Apparently another automaker feels there’s a market for a luxury off-roader:
An Unexpected Name Looks to Take On the Land Rover Defender with Its Own Off-Roader
The Mercedes-Benz G-Wagen and Land Rover Defender are supposedly about to get another contender.
https://www.gearpatrol.com/cars/a-new-boxy-and-rugged-4x4-from-audi/
The story provides good reasoning to join the market. I think Lincoln could do it better though.
Navigator at least got a unique front/rear look, even if changes inside were minimal. LT got even less - a grille insert and some red reflectors on the tailgate.

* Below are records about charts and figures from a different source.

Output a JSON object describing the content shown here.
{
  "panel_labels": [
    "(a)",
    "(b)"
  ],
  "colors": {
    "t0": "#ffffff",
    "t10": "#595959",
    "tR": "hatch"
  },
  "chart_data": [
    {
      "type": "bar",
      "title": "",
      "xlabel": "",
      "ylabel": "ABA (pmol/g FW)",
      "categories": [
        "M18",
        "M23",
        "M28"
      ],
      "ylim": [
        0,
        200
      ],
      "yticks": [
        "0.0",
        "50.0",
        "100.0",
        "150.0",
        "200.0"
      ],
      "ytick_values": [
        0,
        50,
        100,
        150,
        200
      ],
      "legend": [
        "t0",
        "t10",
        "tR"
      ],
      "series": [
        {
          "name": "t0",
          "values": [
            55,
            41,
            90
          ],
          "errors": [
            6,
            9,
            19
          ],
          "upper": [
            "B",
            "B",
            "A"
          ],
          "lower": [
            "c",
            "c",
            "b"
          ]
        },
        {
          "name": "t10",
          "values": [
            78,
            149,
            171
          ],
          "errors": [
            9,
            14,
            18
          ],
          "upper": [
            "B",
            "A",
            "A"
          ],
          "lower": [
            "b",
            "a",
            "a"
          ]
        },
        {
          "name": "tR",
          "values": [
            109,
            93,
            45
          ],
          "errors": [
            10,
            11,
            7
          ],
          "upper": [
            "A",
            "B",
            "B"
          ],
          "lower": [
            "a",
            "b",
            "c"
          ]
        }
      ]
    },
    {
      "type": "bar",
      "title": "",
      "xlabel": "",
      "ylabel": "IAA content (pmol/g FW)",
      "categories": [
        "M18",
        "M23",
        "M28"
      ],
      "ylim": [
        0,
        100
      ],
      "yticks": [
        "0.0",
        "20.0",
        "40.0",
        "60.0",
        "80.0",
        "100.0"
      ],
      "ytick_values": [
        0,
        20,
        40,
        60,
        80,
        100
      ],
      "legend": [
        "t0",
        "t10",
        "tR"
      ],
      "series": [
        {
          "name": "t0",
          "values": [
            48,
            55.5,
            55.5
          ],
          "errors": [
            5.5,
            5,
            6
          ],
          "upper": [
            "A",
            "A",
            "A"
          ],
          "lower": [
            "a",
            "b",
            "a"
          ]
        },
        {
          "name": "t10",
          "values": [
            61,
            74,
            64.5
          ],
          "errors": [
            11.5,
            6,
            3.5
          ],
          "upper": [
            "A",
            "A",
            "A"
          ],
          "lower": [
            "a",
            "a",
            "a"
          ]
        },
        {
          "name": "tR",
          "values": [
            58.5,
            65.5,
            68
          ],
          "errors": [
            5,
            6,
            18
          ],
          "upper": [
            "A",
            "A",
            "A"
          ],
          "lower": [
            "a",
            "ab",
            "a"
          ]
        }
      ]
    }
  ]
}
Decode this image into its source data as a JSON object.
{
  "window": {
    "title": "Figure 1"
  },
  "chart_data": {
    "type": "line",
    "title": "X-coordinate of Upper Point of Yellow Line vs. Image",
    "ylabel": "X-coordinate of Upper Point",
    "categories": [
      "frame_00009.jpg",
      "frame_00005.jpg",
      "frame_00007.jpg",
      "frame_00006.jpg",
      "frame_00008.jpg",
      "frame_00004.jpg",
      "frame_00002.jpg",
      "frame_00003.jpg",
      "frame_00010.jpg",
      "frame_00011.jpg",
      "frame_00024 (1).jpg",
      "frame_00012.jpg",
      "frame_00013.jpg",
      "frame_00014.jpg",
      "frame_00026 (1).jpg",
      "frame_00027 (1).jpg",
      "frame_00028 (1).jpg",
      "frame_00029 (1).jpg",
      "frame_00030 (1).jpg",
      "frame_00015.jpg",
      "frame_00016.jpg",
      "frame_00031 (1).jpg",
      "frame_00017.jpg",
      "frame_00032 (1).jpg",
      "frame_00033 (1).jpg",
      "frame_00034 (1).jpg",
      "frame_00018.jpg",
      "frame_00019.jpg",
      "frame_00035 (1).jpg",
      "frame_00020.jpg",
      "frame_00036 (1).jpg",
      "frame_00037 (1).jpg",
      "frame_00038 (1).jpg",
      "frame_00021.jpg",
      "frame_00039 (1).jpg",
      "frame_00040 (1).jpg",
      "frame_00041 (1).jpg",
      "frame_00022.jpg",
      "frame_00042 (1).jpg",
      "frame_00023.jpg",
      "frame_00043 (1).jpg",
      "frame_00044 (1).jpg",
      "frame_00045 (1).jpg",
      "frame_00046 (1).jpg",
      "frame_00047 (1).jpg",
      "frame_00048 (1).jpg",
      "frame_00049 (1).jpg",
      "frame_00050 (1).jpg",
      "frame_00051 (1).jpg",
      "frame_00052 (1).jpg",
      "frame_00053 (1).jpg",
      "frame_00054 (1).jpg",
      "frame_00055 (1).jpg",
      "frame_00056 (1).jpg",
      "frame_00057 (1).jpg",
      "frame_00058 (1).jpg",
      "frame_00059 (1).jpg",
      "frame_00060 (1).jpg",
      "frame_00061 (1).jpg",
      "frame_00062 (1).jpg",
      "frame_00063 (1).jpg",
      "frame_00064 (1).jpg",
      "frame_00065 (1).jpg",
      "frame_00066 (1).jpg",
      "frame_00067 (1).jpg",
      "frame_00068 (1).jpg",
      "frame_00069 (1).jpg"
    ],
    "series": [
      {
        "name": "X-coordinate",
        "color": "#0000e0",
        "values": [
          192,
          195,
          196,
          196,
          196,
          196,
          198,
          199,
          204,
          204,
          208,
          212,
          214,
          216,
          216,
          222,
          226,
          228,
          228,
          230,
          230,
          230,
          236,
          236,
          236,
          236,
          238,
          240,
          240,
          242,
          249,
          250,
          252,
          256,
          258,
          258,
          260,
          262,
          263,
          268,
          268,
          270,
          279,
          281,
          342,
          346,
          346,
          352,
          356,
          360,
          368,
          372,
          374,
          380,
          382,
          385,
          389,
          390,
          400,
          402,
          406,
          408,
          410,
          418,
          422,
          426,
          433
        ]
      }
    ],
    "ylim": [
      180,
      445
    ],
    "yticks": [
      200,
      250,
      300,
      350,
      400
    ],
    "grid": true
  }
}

I think they were scarred by the Blackwood, which went too far differentiating (i.e. making the bed useless), so they did too little to justify it for buyers. Keep in mind too, by the time they had the LT around, the Navi/Expy had been decoupled from F-150 (i.e. no shared front ends/interiors), so the market was demanding higher differentiation.
1) Electrics still have air intakes (usually on the bottom, as you point out)
2) the article speculated that maybe it's a PHEV, and mentioned Toyota has some sort of new compact 4-cyl design
Same as Cadillac....little invested...gone and forgotten. AKA, a flop. Meanwhile GMC makes a luxury version of their truck that sells well enough to continue at the top of their market plans.
Ford did the same with the LT,as they did with the first Navi. Just a badge job at first...to test the market....little did they know they would start a new segment. Ford did the same with LT... just a badge job, didn't take off? Oh well, little invested in it.
The Cutlass name was first used on the 1954 V8-powered Oldsmobile sports coupe concept that was about the size of the future F85, where Cutlass was the top trim in 1961. All the permutations (Supreme, 4-4-2, International Series, Ciera, ad nauseum) started in 1964 when Cutlass became the model name, and ended in 1999.